Thanks to everyone who commented on my compelling interest question a few weeks back. Glad to see that we were able to get some discussion going. Also I am glad to see that most people seem to believe that the government has some interest in funding the education of the next generation. My concern with a completely private education system is that parents of school-aged children typically would struggle to fund their children’s education, which could result in a generation of people who lack the skills to make a meaningful contribution to society – especially in a rapidly globalizing world in which low skilled laborers in the U.S. must compete with people in third world countries that are just joining the world economy.

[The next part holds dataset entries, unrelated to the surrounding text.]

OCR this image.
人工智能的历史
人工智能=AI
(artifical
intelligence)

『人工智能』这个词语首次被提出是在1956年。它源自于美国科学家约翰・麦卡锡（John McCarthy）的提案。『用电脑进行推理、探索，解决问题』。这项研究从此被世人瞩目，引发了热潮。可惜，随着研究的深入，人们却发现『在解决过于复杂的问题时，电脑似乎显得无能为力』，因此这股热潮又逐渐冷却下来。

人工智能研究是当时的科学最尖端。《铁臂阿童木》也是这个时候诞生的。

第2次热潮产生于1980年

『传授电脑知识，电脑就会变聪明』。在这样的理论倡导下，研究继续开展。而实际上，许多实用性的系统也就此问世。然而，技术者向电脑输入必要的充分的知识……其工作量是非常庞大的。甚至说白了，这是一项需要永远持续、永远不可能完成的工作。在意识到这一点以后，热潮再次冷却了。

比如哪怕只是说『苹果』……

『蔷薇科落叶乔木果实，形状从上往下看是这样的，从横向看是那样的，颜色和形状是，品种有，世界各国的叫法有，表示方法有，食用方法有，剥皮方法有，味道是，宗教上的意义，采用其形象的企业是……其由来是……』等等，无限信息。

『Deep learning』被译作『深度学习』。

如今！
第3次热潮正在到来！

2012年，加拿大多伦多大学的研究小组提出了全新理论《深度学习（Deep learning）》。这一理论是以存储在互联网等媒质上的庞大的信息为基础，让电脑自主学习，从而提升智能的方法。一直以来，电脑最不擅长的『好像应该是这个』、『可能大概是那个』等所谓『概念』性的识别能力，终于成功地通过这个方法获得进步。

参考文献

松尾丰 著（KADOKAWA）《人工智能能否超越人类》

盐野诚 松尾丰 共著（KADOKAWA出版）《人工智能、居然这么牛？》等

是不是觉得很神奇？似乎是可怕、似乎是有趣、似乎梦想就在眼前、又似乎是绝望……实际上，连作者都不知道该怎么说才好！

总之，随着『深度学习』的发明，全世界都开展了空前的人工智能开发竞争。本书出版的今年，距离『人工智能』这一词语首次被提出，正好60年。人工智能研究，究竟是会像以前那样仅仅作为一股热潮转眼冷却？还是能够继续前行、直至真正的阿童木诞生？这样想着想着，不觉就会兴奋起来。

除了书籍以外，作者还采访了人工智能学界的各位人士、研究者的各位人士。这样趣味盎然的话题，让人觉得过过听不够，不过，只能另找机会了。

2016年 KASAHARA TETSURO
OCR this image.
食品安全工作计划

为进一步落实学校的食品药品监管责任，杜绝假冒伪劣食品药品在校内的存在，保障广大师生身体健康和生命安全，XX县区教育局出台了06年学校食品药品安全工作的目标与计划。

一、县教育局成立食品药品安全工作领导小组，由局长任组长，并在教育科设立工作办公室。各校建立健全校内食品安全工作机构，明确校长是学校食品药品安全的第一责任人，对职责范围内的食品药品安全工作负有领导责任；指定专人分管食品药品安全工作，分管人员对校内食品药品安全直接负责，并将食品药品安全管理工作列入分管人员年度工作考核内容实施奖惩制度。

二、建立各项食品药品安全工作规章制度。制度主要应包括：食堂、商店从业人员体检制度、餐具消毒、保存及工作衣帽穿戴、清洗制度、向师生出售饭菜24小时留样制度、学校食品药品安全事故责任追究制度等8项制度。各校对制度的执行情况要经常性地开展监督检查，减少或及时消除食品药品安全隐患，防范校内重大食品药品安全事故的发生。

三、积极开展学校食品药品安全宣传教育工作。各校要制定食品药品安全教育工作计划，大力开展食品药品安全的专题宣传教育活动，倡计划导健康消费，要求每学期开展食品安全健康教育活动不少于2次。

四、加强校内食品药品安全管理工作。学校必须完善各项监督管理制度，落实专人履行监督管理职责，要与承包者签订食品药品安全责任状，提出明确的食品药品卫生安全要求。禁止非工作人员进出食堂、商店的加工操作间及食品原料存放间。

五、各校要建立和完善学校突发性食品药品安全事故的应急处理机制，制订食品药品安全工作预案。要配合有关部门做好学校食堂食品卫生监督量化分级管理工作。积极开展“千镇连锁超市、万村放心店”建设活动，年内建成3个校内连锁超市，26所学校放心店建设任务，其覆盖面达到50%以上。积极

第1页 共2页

Ultimately threat of increased competition at the lower end of the skills spectrum should focus public attention on the great importance of improving education so that the U.S. can continue to maintain a competitive edge.

With that in mind, I was happy to read this opinion piece in the Wall Street Journal, which describes the state of education in Minneapolis, one of the leaders in adopting school choice. Apparently low income and minority parents are pulling their children out of the public schools and sending them either to suburban public school districts or to charter schools in the city. I particularly liked this paragraph containing quotes from a community leader:
Black leaders like Louis King have had enough. He has a message for the school board: "You'll have to make big changes to get us back." He says the district needs a board that views families as customers and understands that competition has unalterably changed the rules of the game. "I'm a strong believer in public education," says Mr. King. "But this district's leaders have to make big changes or go out of business. If they don't, we'll see them in a museum, like the dinosaurs."
School choice has been a reality in Minneapolis for over fifteen years, but is not even offered to the majority of parents and students in this country. We need to increase the pressure to allow more educational options in this country or we will not be prepared for the emerging threat of globalization.